PhDr. Ludvík Hlaváček (born 1940 in Prague) studied art history at the Faculty of Arts of Charles University in Prague. In the 1960s and 1970s, his studies focused on the phenomenological philosophy he had learned from Jan Patočka. When he signed Charter 77 in 1977, he had to leave the Institute of Theory and History of Art of the Czechoslovak Academy of Sciences and worked as a manual labourer until 1989. Between 1984 and 1989 he co-authored, along with a group of art historians, the samizdat journal "Někdo něco," which was devoted to contemporary art criticism. In the early 80s he was influenced by postmodernism and the work of Zdeněk Bonaventura Bouše. After 1989, he was editor of the magazine Výtvarné umění and again joined the Institute for Theory and History of Art of Czech Academy of Science. In 1992, he was commissioned to set up and run the Soros Center for Contemporary Art in Prague. Today, he is the director of the Foundation for Contemporary Art and teaches at the Faculty of Art and Design of Jan Evangelista Purkyně University in Ústí nad Labem.
Soros Center for Contemporary Art Prague (SCCA Prague)
The Center for Contemporary Arts Prague (CCA Prague) - originally the Soros Center for Contemporary Art Prague (SCCA Prague) was founded in 1992. For ten years, CCA Prague was supported by the philanthropist George Soros (Open Society Institute New York) with an annual grant of USD 200,000 and through the financing of the participation of the Czech Republic at international exhibitions (Sao Paulo, Manifesta 1,2), creative residencies by Czech artists in global art centers, subscriptions to important specialist magazines, etc.

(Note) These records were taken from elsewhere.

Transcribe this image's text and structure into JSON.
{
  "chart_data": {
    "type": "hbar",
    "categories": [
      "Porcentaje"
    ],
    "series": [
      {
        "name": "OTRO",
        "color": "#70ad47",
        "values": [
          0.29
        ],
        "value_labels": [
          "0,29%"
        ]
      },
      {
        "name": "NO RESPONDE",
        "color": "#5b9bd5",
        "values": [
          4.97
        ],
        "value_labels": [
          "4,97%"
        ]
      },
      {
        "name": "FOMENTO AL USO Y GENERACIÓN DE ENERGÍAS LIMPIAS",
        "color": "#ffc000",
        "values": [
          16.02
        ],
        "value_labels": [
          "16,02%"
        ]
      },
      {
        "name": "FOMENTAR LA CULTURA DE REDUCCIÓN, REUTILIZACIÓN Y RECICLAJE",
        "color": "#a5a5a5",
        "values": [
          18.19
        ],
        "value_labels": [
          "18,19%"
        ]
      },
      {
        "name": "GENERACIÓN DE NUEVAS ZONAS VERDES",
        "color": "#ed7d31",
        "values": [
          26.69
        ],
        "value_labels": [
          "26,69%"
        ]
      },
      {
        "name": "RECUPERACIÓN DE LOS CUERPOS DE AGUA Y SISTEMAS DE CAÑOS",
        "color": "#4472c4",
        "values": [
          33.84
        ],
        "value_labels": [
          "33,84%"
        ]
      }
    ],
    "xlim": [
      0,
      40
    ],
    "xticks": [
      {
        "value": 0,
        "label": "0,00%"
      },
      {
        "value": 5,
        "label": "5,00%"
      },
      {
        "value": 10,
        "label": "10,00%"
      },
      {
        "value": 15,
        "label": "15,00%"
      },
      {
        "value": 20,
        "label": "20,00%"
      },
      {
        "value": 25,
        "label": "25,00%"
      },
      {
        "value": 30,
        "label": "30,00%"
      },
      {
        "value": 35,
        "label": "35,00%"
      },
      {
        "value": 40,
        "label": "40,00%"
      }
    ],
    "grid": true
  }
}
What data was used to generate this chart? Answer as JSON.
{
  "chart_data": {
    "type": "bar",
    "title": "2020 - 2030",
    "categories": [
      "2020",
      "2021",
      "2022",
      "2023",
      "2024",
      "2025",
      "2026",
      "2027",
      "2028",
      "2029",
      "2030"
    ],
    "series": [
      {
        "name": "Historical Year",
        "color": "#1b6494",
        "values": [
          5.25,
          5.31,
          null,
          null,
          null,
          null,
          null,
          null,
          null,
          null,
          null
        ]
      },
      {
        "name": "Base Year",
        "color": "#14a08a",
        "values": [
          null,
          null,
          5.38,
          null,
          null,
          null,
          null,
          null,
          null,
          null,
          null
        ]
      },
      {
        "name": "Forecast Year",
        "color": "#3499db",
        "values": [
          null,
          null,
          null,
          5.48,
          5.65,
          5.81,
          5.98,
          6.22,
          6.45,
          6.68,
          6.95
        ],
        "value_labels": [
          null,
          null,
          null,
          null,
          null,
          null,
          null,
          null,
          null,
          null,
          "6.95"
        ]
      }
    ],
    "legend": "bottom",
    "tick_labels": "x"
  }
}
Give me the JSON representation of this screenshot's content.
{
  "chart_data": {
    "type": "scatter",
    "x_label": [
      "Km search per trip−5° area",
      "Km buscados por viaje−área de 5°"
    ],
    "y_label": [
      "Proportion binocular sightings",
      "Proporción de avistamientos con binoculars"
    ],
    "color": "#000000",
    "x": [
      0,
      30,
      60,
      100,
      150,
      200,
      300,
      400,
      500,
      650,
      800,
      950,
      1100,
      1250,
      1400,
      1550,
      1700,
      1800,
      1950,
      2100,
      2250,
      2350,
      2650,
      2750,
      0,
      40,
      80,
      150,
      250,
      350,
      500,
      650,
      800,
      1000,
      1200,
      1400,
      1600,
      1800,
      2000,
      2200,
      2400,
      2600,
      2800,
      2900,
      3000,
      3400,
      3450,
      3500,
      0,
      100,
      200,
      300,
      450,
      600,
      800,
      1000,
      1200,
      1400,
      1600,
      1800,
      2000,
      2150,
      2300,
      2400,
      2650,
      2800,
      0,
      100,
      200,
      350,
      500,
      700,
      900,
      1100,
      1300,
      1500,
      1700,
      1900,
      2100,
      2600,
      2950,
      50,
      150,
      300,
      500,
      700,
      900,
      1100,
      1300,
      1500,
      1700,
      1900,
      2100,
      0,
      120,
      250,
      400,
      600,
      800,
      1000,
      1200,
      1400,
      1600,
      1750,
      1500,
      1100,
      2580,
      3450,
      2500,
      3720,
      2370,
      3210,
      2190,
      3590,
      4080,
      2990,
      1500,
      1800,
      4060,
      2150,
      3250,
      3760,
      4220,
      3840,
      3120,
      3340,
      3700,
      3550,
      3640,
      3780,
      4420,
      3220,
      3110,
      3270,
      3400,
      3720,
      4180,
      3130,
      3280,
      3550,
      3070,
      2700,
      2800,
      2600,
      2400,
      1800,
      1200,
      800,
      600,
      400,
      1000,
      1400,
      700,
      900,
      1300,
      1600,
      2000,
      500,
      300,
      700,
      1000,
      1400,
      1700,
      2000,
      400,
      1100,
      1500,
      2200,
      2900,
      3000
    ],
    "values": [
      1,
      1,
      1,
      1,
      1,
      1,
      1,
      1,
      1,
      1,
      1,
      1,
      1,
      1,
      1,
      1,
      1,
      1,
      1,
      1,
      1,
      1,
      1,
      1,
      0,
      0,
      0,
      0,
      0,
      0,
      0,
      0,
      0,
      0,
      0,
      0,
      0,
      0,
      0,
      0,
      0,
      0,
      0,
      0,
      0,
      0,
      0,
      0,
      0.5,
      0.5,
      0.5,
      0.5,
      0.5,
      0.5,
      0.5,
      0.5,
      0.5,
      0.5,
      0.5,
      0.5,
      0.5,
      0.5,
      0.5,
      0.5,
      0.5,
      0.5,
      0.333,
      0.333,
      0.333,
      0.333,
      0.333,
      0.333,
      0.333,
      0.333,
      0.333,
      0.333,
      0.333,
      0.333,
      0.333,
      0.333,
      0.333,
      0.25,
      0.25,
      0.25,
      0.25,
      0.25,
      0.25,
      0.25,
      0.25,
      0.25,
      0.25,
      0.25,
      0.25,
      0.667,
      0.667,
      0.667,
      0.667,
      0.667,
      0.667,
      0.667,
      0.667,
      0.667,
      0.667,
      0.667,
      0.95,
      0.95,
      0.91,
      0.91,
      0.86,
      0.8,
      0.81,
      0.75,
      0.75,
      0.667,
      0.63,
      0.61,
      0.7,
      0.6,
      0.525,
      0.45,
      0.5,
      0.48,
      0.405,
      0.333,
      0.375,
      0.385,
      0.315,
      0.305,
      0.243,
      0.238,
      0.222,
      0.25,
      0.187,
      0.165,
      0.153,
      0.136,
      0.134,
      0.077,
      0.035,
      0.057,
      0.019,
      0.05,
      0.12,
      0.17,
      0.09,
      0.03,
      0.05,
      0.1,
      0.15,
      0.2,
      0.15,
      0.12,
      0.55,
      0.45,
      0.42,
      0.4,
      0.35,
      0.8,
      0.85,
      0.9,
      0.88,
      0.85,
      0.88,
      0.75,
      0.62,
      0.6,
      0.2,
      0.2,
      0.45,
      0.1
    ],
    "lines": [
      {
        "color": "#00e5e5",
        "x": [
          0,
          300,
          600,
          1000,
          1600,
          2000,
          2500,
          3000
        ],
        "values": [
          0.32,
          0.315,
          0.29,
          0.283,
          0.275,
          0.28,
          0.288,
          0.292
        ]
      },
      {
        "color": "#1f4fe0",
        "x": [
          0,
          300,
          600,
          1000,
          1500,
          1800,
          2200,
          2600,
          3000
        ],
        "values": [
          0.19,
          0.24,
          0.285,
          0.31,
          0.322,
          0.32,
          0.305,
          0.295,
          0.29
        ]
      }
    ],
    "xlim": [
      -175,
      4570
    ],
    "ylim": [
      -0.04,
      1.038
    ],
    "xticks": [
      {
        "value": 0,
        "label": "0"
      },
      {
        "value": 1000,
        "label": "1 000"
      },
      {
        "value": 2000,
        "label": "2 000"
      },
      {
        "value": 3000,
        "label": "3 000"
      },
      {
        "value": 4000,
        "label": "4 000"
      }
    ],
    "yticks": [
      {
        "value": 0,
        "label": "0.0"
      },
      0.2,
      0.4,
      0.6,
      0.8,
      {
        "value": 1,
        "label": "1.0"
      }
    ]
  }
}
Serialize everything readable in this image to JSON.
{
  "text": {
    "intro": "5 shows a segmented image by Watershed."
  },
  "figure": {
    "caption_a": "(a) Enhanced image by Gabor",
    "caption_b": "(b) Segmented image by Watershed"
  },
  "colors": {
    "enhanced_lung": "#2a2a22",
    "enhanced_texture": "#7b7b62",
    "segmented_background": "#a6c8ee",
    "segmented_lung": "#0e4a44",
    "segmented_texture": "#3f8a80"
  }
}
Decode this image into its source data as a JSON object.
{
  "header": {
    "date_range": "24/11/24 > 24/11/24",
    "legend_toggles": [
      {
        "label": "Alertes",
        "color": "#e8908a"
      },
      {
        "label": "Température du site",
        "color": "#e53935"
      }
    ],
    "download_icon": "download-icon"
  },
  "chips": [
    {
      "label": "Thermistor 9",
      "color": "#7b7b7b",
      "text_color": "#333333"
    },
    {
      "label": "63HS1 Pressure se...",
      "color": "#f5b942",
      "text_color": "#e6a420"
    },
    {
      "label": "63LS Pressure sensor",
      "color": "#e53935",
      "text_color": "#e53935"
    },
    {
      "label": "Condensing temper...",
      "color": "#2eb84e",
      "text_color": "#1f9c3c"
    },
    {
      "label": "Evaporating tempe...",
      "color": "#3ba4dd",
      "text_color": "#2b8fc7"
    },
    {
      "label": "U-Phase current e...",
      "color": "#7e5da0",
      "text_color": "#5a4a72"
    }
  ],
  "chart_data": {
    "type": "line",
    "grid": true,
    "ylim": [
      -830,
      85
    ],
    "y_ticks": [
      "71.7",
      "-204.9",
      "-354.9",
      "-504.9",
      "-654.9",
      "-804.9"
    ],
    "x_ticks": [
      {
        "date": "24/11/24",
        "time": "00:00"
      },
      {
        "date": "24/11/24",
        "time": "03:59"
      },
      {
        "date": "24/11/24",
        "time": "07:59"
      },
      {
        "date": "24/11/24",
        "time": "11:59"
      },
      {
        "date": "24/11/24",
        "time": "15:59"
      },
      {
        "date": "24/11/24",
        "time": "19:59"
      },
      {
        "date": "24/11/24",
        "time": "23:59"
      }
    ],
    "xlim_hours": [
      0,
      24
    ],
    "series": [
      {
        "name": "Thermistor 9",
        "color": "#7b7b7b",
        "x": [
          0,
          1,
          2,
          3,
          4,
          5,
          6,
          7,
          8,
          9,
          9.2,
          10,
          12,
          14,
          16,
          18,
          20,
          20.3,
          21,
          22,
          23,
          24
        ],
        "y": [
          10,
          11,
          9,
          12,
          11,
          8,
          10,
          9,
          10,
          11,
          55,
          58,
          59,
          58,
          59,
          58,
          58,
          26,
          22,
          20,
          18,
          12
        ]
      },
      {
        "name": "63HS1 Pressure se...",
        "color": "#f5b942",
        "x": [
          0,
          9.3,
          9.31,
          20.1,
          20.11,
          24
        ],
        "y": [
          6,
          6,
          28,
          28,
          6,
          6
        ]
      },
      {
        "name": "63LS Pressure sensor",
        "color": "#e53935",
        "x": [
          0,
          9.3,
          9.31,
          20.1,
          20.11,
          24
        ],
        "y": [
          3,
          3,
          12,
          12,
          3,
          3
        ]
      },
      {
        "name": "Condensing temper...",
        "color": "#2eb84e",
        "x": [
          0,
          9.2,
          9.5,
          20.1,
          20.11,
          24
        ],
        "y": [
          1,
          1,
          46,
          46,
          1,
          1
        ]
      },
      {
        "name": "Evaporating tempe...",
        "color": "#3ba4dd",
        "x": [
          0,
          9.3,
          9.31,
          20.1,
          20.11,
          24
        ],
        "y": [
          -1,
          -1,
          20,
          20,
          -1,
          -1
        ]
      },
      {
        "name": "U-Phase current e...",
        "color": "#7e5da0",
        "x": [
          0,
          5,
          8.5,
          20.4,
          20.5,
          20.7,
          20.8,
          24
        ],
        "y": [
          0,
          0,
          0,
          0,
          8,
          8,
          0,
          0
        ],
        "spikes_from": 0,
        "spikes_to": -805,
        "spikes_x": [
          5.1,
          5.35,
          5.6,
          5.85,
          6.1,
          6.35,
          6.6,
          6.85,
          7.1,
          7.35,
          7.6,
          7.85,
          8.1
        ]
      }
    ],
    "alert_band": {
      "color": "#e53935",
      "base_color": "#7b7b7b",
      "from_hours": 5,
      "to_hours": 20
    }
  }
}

During these ten years, CCA Prague created a library comprising extensive documentation, organized five large exhibitions, three of which could be deemed trailblazing in their field (Orbis Fictus in 1996 was the first Czech exhibition devoted to new media, Artwork in Public Spaces 1997–98 gave a boost to the activities of public art, and Politiku-um / New Engagement in 2002 ushered in a tradition of exhibitions of political art). Since 1997, CCA Prague has organized a total of 160 exhibitions of young Czech artists, also in the gallery Regionální chodba and the Jelení Gallery.
The center was also active in the sphere of creative residencies for artists. In 1994, CCU Prague was the founding member of Res Artis, an international association of residential centers. At the same time it was the project administrator of ArtsLink, as part of which Czech artists and curators had the chance to travel to the USA on study trips. In 1997, CCU Prague opened three studios in a building in Jelení Street and from 1998 to 2002 rented the Čimelice Castle for this purpose. Up until now, CCA has arranged residencies for approximately two hundred foreign artists in the Czech Republic. Since 1995, thanks to the significant financial assistance of the American privately-run Trust for Mutual Understanding, CCA has sent dozens of Czech artists to important foreign art centers.